According to the most recent ONC data brief in late 2018, small and rural hospitals were about half as likely to share records compared to their larger counterparts. In total, only 62 percent of small hospitals shared this information.
Once the COVID-19 pandemic began, the staff at Macon Community Hospital wanted to transition to the Cerner EHR platform due to its added COVID-19 benefits and experience with smaller health facilities.
While the vendor has always implemented its EHR at the provider site, the hospital staff and Cerner decided to use this unique opportunity to implement the software remotely. Prior to the start of the implementation, the hospital had already been working with Cerner on testing and training for the system.
The implementation process began at the beginning of the coronavirus and rather than postponing the go-live due to the pandemic, it officially launched on March 30.
According to the vendor, despite the lack of in-person support staff at the hospital, the implementation went live without an issue. Due to reduced patient intake in anticipation of the COVID-19 surge, clinicians at the hospital were able to train and get acclimated to the new EHR system.
The hospital implemented Cerner’s cloud-based CommunityWorks system, which allows for rural hospitals to share information with similar health organizations and even those that have experienced an influx of patients due to COVID-19.
The remote EHR implementation represents another adjustment EHR vendors have had to make in light of the coronavirus outbreak. Many have also optimized their EHR products, while Cerner has also issued guidelines for hospitals expecting surge patient capacity.
The spread of the COVID-19 pandemic has forced providers, stakeholders, and government agencies to develop strategies to prepare for the surge of testing and treatment demands.
“In support of this framework, Cerner has created our support strategies to align with this approach,” wrote the company in a release. “These strategies are rapidly evolving as the pandemic progresses throughout different parts of the world as will Cerner’s efforts evolve to support client needs.”

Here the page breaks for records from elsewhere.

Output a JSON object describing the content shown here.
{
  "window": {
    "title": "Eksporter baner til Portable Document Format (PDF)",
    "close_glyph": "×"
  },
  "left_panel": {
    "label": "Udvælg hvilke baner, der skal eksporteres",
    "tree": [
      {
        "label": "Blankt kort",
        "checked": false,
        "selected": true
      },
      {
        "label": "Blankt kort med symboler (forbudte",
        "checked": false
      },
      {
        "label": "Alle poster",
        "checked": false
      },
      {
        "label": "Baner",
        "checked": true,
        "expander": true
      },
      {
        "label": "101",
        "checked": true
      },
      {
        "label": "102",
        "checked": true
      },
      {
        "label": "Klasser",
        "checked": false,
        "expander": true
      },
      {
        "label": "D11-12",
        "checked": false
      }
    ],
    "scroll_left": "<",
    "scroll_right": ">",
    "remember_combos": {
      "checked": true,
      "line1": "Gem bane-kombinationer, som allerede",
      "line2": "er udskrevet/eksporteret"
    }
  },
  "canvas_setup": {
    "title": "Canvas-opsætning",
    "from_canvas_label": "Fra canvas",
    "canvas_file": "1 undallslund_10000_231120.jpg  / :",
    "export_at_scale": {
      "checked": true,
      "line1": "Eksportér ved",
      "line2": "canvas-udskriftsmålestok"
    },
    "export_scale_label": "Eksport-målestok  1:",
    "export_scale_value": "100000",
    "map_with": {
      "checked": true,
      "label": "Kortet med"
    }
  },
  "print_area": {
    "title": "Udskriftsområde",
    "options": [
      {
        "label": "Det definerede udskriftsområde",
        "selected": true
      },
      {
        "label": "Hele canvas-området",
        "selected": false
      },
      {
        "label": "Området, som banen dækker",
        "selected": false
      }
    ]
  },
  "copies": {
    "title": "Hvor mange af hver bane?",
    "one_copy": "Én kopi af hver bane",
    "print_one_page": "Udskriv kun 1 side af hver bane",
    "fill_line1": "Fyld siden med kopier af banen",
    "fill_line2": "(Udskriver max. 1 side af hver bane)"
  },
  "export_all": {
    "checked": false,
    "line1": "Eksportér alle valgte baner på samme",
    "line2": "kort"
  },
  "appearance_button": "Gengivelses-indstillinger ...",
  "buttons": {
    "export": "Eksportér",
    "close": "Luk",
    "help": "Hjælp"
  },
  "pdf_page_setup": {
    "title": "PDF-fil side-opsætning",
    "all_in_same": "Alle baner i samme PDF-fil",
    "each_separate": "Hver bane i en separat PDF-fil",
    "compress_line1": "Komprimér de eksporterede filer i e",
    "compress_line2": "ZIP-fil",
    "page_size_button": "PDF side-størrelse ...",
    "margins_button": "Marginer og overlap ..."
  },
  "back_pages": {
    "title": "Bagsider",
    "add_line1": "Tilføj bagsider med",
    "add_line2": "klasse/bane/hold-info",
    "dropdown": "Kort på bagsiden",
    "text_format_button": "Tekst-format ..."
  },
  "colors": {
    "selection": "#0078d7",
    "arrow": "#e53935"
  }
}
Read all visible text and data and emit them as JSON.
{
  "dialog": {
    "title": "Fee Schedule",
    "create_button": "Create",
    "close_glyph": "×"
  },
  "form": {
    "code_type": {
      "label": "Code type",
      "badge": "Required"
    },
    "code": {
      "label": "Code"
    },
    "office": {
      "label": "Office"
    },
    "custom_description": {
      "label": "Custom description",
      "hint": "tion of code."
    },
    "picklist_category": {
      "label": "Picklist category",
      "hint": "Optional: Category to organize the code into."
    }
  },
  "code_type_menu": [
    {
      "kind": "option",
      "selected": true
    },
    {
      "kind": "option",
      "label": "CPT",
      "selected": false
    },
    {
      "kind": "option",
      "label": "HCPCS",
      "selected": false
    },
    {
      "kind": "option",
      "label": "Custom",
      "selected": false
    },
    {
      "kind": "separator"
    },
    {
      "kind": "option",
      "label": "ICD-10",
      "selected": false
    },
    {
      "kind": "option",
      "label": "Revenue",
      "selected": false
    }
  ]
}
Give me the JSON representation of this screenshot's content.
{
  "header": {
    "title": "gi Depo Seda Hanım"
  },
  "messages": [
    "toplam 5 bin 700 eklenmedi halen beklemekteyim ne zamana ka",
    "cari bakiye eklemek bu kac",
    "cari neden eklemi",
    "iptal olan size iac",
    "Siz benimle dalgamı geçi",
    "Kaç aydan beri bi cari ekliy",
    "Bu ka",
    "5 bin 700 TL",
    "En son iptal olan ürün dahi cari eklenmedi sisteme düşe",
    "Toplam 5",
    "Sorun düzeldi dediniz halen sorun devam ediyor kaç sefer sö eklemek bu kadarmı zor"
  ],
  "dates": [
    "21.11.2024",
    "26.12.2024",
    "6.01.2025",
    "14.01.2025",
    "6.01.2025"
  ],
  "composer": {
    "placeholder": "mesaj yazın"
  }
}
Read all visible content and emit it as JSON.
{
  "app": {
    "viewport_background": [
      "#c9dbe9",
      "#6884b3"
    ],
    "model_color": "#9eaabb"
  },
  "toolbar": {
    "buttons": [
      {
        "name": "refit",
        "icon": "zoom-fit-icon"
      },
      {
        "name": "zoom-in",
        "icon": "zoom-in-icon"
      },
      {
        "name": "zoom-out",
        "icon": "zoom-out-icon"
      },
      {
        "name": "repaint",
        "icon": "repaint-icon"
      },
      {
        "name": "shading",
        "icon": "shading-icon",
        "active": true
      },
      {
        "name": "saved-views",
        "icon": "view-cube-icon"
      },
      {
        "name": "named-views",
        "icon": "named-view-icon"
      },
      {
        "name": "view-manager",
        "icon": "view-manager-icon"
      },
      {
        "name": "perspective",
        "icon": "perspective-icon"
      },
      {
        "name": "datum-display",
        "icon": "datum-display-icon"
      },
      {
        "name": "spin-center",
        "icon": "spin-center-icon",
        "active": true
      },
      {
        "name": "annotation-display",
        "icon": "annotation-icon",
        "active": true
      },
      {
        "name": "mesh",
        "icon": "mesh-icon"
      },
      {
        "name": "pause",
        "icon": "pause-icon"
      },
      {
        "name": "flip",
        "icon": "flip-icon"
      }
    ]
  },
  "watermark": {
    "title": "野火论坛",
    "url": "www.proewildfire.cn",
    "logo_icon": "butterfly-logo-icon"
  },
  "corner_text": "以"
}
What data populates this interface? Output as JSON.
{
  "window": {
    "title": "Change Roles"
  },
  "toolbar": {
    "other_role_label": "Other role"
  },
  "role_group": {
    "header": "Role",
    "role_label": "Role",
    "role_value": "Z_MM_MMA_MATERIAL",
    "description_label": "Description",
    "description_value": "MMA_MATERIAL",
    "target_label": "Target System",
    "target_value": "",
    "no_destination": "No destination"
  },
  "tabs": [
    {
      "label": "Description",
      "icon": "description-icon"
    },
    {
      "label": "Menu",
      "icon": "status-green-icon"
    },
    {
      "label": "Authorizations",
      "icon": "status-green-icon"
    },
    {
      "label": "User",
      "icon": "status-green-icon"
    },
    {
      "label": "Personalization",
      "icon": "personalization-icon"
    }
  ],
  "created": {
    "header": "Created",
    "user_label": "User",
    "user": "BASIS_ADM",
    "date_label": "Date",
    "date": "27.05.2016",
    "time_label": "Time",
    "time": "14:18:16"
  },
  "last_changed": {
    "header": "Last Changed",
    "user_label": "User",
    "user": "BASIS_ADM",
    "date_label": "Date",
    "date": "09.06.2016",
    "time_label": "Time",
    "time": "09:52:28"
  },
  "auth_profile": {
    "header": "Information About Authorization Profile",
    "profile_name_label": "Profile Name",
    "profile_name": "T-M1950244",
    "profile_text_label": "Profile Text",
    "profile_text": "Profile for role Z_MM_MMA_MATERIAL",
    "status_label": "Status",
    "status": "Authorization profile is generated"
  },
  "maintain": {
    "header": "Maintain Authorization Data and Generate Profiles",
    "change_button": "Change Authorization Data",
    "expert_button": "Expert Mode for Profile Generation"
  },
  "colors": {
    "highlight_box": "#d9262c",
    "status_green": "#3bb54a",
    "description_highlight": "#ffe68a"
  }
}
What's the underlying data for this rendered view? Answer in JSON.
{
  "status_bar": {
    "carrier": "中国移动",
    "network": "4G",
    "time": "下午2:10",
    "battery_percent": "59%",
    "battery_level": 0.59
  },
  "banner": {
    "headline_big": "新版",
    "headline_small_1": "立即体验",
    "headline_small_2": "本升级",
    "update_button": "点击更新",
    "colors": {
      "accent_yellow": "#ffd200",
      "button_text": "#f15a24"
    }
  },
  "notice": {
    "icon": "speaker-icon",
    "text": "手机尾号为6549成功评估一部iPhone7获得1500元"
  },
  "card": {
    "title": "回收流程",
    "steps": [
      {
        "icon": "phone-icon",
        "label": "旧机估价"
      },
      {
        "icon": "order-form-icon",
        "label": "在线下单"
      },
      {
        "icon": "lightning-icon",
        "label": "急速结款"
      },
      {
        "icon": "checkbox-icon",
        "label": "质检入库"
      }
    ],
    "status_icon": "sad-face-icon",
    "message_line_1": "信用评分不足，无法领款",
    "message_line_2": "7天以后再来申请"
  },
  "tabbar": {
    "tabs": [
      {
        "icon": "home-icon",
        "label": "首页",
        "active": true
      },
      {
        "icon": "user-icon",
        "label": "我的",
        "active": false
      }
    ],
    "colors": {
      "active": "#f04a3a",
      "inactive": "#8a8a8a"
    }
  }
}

If an emergency department (ED) is experiencing a surge level one, which is 20 percent over capacity, the organization should plan on splitting the ED in half. If an ED is 100 percent over capacity, then additional pods need to be planned out. If an ED could be 200 percent over capacity, the facility needs to plan for temporary areas, such as patient screening outside of the ED or utilizing an alternate care facility.
Next, health systems or organizations need to develop strategies to build the necessary infrastructure to aid the pandemic, such as new technology or workstations.
To limit the number of patients in a facility, the vendor recommended virtual options like telehealth, for assessments. Workstations, laser printers, or wristband printers are also useful investments for creating additional registration areas. These areas can also help create a triage system using barcode scanners, label printers, or workstations.
Preparing the workplace with the adequate number of qualified staff members and making sure they have the adequate number of supplies is crucial during this time.
Cerner also recommended that an organization identify the number of staff members, along with making sure staff are trained correctly or even cross-trained when necessary. Once the staff is set, it is important to determine if the facility has secure storage and if the correct number of supplies are available.
Lastly, the vendor suggests that an organization supports operations and the consistent changing of staff, workflow, and systems during this time.
The coronavirus presents the ultimate test for health systems and a number of adjustments will be made to acclimate to the spread of the virus.